The federation is headed by the eccentric Kirsan Ilyumzhinov, who until last year was the leader of Russia's predominantly Buddhist republic of Kalmykia. He once claimed to have visited an alien spaceship.
Libyan state television showed Gadhafi, dressed all in black and wearing dark sunglasses, playing chess Sunday evening with his Russian guest. He seemed somewhat unsure of how the game is played.
Russia's Interfax news agency quoted Ilyumzhinov as saying Gadhafi told him he has no intention of leaving Libya despite international pressure as rebels with NATO air support fight to end his 40-year rule.
It was unclear where the chess game took place.

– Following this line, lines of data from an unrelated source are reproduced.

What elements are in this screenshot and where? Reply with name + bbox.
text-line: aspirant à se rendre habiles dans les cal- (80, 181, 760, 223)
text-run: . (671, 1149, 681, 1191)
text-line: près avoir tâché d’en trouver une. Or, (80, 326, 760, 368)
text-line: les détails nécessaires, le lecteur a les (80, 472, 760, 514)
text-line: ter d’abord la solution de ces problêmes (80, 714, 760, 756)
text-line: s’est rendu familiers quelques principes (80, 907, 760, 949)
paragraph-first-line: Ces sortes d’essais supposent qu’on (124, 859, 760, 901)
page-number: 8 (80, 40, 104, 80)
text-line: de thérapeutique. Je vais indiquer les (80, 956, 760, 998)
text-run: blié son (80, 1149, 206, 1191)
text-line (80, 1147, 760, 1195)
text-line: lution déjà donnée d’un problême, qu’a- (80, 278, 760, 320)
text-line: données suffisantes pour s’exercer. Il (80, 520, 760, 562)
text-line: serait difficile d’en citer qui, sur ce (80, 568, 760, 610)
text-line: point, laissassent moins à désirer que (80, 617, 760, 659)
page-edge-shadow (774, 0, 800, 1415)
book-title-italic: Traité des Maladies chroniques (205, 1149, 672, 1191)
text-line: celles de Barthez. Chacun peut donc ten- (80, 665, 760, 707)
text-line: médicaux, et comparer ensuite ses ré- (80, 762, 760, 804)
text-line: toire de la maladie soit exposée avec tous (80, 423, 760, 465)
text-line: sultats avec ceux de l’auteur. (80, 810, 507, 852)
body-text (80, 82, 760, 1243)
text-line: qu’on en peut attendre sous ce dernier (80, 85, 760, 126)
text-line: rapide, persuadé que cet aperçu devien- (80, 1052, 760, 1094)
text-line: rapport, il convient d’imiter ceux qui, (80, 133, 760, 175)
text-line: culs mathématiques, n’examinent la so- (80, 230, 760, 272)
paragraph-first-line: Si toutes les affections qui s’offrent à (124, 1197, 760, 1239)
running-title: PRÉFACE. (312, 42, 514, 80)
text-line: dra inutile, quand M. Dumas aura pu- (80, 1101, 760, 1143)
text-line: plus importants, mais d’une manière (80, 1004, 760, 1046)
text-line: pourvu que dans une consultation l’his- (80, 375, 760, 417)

Gadhafi's compound in the center of Tripoli has been under NATO bombardment and was hit again Sunday.
Before leaving for Tripoli, Ilyumzhinov contacted Russian presidential envoy Mikhail Margelov, who is trying to mediate in Libya's civil war.
Margelov said he advised Ilyumzhinov "to play white E2-E4 (a chess opening) and to make it clear to Gadhafi that his strategy goes to the end game," the ITAR-Tass news agency reported.
Russia has joined the West in urging Gadhafi to step down, and Margelov said while visiting the rebel stronghold of Benghazi last week that the Libyan leader had lost his legitimacy.
Ilyumzhinov appeared to ignore the advice. Allowing Gadhafi to play white, he seemed to be showing him how to begin the game and then called it a draw.
"I offered to draw, because it's not polite to win when you're a guest, " Interfax quoted Ilyumzhinov as saying Monday.
The two men have known each other since at least 2004, when the chess federation, known by its French acronym, FIDE, held its world championship in Tripoli.
Ilyumzhinov, a wealthy businessman, had been the leader of Kalmykia from 1993 until he stepped down last October.